What Happens when you suddenly decide to drive 1200 kms on a Sunday afternoon
The car was (and still is) new. You could still smell the pristine upholstery. The beige exteriors had not yet received it’s first visit to the car spa. And the driving was still just as little done. It was a weekend. In fact, it was more towards the end of it; Sunday, almost noon. The break came and went like the usual blink.
Being in a travel writing career, travel is literally in the veins. And nothing beats roadtrips. Had written extensively on it, but always as the editorial bloke who clung along the actual travelers. This week however, claustrophobia had set in big time. City and work regime choked all sense of freedom. We needed a break. Period!
I told the lady of the house (and always the equal partner in crime) that we needed a break. She nodded, not looking up from the book. I repeated myself. She did not respond this time. That was rather unusual of her. I was running through articles, playing around with Google maps, teasing myself with destinations to drive to.

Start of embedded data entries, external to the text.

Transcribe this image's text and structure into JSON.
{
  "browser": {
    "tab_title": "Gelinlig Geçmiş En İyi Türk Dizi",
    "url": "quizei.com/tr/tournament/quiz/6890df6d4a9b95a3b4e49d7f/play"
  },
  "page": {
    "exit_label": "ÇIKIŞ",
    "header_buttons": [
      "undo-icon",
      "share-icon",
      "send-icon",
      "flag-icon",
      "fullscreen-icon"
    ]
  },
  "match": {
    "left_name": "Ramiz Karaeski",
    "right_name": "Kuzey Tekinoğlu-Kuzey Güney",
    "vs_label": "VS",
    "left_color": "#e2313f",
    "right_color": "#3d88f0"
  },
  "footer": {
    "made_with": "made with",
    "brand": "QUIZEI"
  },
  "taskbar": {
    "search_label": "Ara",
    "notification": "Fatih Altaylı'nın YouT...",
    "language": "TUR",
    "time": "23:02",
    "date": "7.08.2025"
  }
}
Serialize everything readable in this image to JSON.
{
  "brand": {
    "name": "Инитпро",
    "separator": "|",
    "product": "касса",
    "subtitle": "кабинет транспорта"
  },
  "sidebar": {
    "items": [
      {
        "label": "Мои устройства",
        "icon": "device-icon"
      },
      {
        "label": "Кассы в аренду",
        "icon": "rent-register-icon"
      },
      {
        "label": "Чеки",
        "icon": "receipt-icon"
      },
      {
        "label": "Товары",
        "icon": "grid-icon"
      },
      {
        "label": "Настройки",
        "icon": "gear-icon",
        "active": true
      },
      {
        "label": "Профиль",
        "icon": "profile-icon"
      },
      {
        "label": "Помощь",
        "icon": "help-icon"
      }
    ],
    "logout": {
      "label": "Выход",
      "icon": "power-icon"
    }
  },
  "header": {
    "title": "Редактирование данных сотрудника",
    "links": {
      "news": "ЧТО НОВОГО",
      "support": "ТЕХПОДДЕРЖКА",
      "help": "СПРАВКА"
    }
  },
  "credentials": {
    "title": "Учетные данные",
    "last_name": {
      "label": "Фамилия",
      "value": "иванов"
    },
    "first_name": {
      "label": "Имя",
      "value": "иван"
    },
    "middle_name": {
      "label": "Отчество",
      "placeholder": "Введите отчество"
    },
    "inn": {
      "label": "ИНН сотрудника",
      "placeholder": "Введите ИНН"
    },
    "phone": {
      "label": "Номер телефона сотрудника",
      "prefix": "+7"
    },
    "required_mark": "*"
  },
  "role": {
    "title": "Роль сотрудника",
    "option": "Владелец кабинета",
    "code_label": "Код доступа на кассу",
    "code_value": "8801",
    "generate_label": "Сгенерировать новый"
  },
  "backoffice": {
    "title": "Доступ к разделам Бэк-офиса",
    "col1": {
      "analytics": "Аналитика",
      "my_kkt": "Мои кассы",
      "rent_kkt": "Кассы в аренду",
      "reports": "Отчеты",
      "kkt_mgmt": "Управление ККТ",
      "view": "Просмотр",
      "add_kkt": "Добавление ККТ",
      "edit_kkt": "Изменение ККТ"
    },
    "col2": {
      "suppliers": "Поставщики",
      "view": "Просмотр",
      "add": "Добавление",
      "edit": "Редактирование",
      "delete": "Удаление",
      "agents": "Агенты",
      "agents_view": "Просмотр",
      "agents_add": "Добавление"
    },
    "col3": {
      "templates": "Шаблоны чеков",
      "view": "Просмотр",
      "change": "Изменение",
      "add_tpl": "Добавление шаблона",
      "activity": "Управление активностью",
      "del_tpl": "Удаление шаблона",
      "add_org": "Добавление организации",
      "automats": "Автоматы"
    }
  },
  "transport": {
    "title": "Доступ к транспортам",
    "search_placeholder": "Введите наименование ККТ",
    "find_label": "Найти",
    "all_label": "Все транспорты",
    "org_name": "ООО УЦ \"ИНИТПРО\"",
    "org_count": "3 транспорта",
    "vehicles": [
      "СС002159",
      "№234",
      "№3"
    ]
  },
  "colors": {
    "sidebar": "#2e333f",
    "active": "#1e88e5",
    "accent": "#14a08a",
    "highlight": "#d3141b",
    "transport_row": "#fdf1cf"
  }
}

I was thinking aloud, by then; “Nandi Hills? Bannerghatta? One of those many river lodges?” But this time, the lady was chipping in with “too close, boring, just not sounding right”. “Let’s go Goa!”. “Are you serious?” We looked at each other for whole two seconds.
What followed was a sudden rummaging of chairs being pushed away from tables, foot-stools being dragged to the shelves, wardrobes being flung open and clothes flying into the bags. Laptops? Nah! Phone charged? Not so much. The lady sits with the maps, charts out the route, downloads it to the phone for offline viewing if the connectivity fails for GPS. Camera – check, wallet – check, towel – check. The bag was zipped, we dressed. It had been 25 minutes since she had spoken the words.
We took the simplest one. Upon reading up later, we figured that perhaps that was the best one to go for anyway. While it is the best for the views (only in comparison) but the roads were great for the most part and certainly doable for the rest.
The route was Bangalore – Tumkur via NICE Rd – Chitradurga – Devanagere – Haveri – left turn from Kalghatgi – Yellapur – Ankola – Karwar – Agonda
We hadn’t been driving for long. Being slightly off the main city, we had access to small inlet roads into the country side from the apartment and we took as much an advantage as we could of them. Which were not too many. The farthest we had driven at a stretch till then was about 15 kms give or take. This one was going to be 655 kms one way. Did we consider that before leaving? No? Foolish? Certainly!
By the time we were off the city-touches, we are well into early afternoon. Lunch was skipped and the stomach rumbled. Pretty badly. Right after the NICE road ended and little while along, we found a place. Food was great, for the hungry stomach. Pardon me, I have forgotten the name of it. But we had to go off the highway to reach it and getting back onto the highways was bit of a pain.
The Alto K10 was sheer pleasure. I had read the rave reviews for her before but nothing could have prepared me for the butter smooth experience. The car cruised at 125-130 Kmph most of the way, touched 150 kmph for a while and whenever there was any congestion, it strolled around at 50-80 kmph. We drove safe, signaled well, followed all rules. We never faced any of the shudder of the steering-wheel or the lightness of the vehicle that some have complained about.
The drive was spectacular to say the least. Hadn’t yet discovered the pleasure of Shell Super Unleaded and managed with Indian Oil. Topped it up around 3 hrs into the drive. Crazy man in dhoti gave a bit of a scare once and we swerved a little on an empty patch trying to avoid a dead dog (God rest his poor soul). But apart from that, it was everything a self-driven roadtrip promised to be. Great sights with those massive windmills, funny bikers with huge loads of colourful plastic-ware, and finally, the drive into the setting sun.
Night fell well around the time we entered Kalghati. Post that, it was bit of a slow drive along the Anshi National Park. There were numerous curves and because we could not really see too far (promise to install some add-on fog lamps apart from the stock ones), we kept to the 60’s on the speedometer.
We were hungry again but all of the populated (if you can call them that) places looked a little bit too creepy to stop by. Found a restaurant which promptly turned out to be a bar-and-restaurant with a conveniently attached hotel. Seeing my reluctance, the waiter offered to serve us in a room in the hotel. Needless to say, we fled. The next place that came along was no better.
Lesson learned: start early, pack food, drive right trough in between meal times.
Enter Agonda and it’s 12:30 AM. Everything’s closed, obviously. We were contemplating driving by the resort townships all along the coast to Panaji, Calangute or Arambol and keep winding back till it’s dawn maybe. Phone batteries were nearly dead, maps were down, and it was, well, pretty hopeless. At last, found a resort. But the prices were a bit too high for comfort. Thinking that we’d have to come back if we found nothing else, we moved along.
That’s when we came across Peter. German hippie on a longish vacation. Asked him where he stayed and he replied the place was just a bit away. It turned out to be the perfect haven, right opposite Agonda Beach. The fact that I spoke some amount of German got us together pretty well. No dinner, it was already Monday. But we could hear the waves in the night.